In California, vandalism resulting in over $400 in damages is a wobbler, meaning that it can be charged as either a misdemeanor or a felony. In this case, the prosecutor has charged Johnson with a felony but Branen will make a 17B motion to petition the court to reduce the charges to a misdemeanor. Misdemeanor vandalism can result in a sentence of up to one year in county jail and a fine of up to $1,000. Felony vandalism can result in a sentence of 1 to 3 years in jail and a fine of up to $50,000.

In other words, those replaced airbags could cost Johnson thousands of dollars and years in jail.

If you Google “car roof dent repair cost” you will find message boards flooded with answers ranging from $300  – “Can be fixed with proper suction” – to $10,000- “Bro, you might as well get a new Mazda.” As far as the Internet goes, roof dents might as well be the tea leaves of the automotive world. You can stare at them all you want with your untrained eye but only a mechanic can really see them. And God help you when they discern the meaning.

I don’t know if the auto body technicians that assessed the vehicular damages for Johnson’s case were accurate in their estimations. I don’t know if they were aware that their computations would be used in a court case – that any inflated estimates could result in a man spending more time in jail. But I do know that, whether crooked or stalwart, most autoshop workers are driven by their own economic interests, just as all businesses are driven within the context of a capitalist system. But the judicial system is different. It is not supposed to be driven by money, but by justice. That’s why it feels strange when the cost of the repairs is considered more than Johnson’s own mental state. Even if the court found him capable of standing trial, it’s clear that Johnson has some psychological impairments, a factor that ought to be a mitigating force in the determination of whether his crime is judged as a felony or a misdemeanor. The court aspires to ascend beyond self-interest in service of the truth, which is a moral victory, not monetary. When fiscal grime seeps into the court, the gears grind. There’s a problem with the alignment of values.

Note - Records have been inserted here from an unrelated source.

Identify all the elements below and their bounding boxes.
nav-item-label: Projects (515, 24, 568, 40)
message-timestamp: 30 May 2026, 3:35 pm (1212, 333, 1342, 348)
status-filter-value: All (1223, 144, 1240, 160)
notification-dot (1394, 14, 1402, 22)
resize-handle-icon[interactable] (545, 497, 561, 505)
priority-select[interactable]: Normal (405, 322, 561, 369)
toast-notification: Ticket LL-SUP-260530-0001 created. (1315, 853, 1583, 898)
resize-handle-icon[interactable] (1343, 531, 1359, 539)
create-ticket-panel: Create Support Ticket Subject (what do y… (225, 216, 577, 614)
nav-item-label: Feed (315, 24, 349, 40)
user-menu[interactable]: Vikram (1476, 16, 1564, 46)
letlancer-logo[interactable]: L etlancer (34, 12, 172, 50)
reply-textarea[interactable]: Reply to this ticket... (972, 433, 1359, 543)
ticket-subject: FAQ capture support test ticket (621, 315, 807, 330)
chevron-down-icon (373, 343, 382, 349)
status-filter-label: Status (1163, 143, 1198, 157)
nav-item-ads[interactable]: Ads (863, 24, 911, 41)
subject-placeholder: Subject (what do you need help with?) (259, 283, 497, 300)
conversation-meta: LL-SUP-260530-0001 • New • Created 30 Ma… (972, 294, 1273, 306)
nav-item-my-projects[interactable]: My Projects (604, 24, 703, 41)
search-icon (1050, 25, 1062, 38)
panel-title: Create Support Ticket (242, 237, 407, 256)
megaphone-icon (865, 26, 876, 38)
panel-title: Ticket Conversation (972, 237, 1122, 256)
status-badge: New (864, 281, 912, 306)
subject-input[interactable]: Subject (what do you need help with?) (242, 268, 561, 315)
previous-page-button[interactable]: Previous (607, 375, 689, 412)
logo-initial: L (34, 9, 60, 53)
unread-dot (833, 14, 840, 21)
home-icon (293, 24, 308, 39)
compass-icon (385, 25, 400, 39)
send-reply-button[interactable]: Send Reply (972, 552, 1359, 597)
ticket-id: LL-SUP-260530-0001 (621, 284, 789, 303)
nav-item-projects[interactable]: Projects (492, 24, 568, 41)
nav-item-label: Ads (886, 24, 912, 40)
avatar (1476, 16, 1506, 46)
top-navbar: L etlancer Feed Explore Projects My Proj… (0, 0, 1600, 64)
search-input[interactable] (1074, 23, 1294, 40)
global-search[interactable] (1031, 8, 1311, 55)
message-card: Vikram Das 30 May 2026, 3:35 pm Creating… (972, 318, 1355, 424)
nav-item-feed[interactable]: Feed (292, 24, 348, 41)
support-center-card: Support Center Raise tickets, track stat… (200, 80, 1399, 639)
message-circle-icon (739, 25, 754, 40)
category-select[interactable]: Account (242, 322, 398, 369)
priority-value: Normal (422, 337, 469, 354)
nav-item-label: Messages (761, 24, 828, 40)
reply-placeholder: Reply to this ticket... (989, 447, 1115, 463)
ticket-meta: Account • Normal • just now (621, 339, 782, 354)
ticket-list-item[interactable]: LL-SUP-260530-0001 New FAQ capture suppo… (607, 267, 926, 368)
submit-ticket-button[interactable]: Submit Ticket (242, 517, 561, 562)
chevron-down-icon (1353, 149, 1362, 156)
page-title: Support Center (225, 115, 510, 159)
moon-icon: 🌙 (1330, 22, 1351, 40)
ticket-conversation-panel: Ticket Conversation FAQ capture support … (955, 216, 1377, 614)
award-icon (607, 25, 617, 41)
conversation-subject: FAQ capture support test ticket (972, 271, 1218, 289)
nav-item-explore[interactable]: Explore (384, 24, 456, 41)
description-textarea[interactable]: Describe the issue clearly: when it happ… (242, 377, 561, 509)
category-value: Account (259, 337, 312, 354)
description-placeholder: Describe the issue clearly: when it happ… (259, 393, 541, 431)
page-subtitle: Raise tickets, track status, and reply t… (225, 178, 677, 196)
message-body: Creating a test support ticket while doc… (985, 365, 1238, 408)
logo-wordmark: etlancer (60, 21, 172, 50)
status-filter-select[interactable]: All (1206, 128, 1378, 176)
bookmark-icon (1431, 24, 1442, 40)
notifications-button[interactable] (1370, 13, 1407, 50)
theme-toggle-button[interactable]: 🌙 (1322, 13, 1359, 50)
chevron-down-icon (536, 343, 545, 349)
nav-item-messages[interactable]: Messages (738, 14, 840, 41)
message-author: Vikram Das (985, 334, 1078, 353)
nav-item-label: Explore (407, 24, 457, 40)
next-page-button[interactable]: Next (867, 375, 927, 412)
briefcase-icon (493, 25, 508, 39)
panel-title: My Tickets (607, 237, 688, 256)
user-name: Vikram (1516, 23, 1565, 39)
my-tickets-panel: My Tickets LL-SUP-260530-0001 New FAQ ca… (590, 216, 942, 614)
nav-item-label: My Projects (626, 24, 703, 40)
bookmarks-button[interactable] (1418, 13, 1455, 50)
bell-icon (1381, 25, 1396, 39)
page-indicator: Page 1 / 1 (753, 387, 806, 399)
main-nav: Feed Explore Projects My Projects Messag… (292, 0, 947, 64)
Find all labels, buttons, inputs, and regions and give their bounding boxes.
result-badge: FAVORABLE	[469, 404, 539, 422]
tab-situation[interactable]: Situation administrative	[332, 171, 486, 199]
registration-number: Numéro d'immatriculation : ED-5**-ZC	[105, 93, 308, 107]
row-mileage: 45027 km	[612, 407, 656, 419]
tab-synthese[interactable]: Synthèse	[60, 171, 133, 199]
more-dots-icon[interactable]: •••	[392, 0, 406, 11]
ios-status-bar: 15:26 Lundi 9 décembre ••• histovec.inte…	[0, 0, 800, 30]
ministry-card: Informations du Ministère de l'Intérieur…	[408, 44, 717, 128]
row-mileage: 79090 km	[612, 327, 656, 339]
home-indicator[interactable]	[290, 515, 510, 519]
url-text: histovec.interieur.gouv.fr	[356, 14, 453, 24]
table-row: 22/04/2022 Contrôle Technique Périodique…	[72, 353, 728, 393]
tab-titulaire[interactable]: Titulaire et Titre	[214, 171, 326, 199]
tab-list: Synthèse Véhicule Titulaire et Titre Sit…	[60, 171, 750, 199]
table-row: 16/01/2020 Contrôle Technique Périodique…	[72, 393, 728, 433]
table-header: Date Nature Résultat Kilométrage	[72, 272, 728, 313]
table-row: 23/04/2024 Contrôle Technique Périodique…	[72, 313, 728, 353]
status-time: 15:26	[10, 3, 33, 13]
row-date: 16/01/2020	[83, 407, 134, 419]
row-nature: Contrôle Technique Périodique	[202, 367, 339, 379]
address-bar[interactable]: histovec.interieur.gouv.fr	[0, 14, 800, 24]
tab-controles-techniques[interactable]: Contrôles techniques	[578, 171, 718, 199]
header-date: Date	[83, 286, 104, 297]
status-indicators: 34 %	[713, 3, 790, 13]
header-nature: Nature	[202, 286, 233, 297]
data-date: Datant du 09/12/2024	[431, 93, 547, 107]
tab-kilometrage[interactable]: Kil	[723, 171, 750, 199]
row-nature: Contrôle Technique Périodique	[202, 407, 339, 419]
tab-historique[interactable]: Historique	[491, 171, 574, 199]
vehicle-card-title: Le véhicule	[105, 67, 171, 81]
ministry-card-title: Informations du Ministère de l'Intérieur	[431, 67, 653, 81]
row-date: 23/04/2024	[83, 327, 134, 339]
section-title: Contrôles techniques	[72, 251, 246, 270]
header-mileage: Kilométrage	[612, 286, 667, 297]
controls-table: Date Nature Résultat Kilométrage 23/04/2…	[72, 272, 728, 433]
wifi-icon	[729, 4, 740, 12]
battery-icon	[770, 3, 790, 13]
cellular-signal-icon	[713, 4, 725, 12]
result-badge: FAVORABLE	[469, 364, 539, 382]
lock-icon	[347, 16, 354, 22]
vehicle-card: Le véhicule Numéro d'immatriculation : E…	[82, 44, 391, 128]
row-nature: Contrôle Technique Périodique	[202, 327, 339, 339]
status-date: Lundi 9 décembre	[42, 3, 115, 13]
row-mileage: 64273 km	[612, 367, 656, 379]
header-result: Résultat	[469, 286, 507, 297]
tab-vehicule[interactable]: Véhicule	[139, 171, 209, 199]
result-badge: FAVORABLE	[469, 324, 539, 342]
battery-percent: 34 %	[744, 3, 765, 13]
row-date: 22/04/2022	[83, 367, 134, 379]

Judge Teresa Sullivan squints and frowns at the repair estimates for the three cars. She futzes with her red barrette and sighs as she looks at the defendant. Sullivan is skeptical about the estimates, especially because the technicians didn’t come to court to testify. As the deputy DA reiterates the damages Sullivan snaps at him “What evidence do you have about the three vehicles and this individual? That’s why we’re here!” There is evidence: eyewitness testimony, officers on the scene, and partial surveillance footage. It seems that the estimates are the primary source of her indignation. Sullivan breaks for lunch and tells the attorneys that she will review the transcripts of the hearing before making her ruling.

When we return from the hour-and-a-half break Sullivan’s consternation hasn’t subsided. She shakes her head but she upholds the felony charge. 

Reginald Johnson stops bobbing his head to the invisible beat. His hands tighten their grip behind his back. When the bailiff ushers Johnson back to the holding area he doesn’t walk, he does a slow shuffle.


The mechanic hands over the estimate for your repairs. You have a clogged radiator and coolant loss. Your mass airflow sensor needs to be replaced. And then there’s the dent from the fire hydrant, the one you came for in the first place. It turns out you need a whole new bumper.

The total estimate is scrawled at the bottom of the list.

But those aren’t numbers. It’s a word.